11 june 2018
Shell’s giant floating liquefied natural gas plant (FLNG), the Prelude, moved closer to production last week when she received a cool-down cargo from the LNG carrier Gallina.
The 70,000 dwt Gallina transferred a load of LNG to the Prelude on Wednesday and Thursday as the plant prepares for commissioning. It was the first time that Prelude has had an LNG carrier alongside to test the plant’s sophisticated loading arms.
Prelude is now testing its systems in preparation for first gas from Shell’s Prelude field, which holds an estimated three trillion cubic feet of natural gas (in combination with the adjacent Concerto field). Royal Dutch Shell hopes to begin generating revenue from the multi-billion-dollar project sometime this year.
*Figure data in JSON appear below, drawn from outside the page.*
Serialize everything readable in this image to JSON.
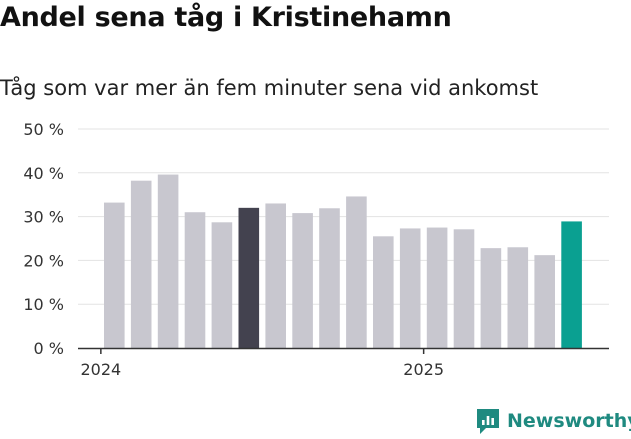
{
  "header": {
    "title": "Andel sena tåg i Kristinehamn",
    "subtitle": "Tåg som var mer än fem minuter sena vid ankomst"
  },
  "brand": {
    "name": "Newsworthy",
    "color": "#1f8a80",
    "icon": "newsworthy-logo-icon"
  },
  "colors": {
    "default_bar": "#c8c7cf",
    "highlight_dark": "#43424f",
    "highlight_teal": "#0aa091",
    "grid": "#e3e3e3",
    "axis": "#333333"
  },
  "chart_data": {
    "type": "bar",
    "ylim": [
      0,
      50
    ],
    "y_ticks": [
      0,
      10,
      20,
      30,
      40,
      50
    ],
    "y_tick_labels": [
      "0 %",
      "10 %",
      "20 %",
      "30 %",
      "40 %",
      "50 %"
    ],
    "x_tick_labels": [
      {
        "label": "2024",
        "index": -0.5
      },
      {
        "label": "2025",
        "index": 11.5
      }
    ],
    "grid": true,
    "values": [
      33.2,
      38.2,
      39.6,
      31.0,
      28.7,
      32.0,
      33.0,
      30.8,
      31.9,
      34.6,
      25.5,
      27.3,
      27.5,
      27.1,
      22.8,
      23.0,
      21.2,
      28.9
    ],
    "highlight": {
      "5": "dark",
      "17": "teal"
    }
  }
}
Prelude has a nameplate capacity of 3.6 million tonnes per annum (mtpa), approximately the same as a single export-size liquefaction train built on shore. Her construction cost is believed to be in the range of $10-12 billion (and perhaps more).
Analysts say that Prelude will be an important test of the economic viability of the FLNG concept. Onshore plants have room to spread out and to grow, but the same equipment must be packed into a tight space if installed on a ship, adding complexity and raising cost. Shell has chosen not to exercise its options for more FLNGs like Prelude.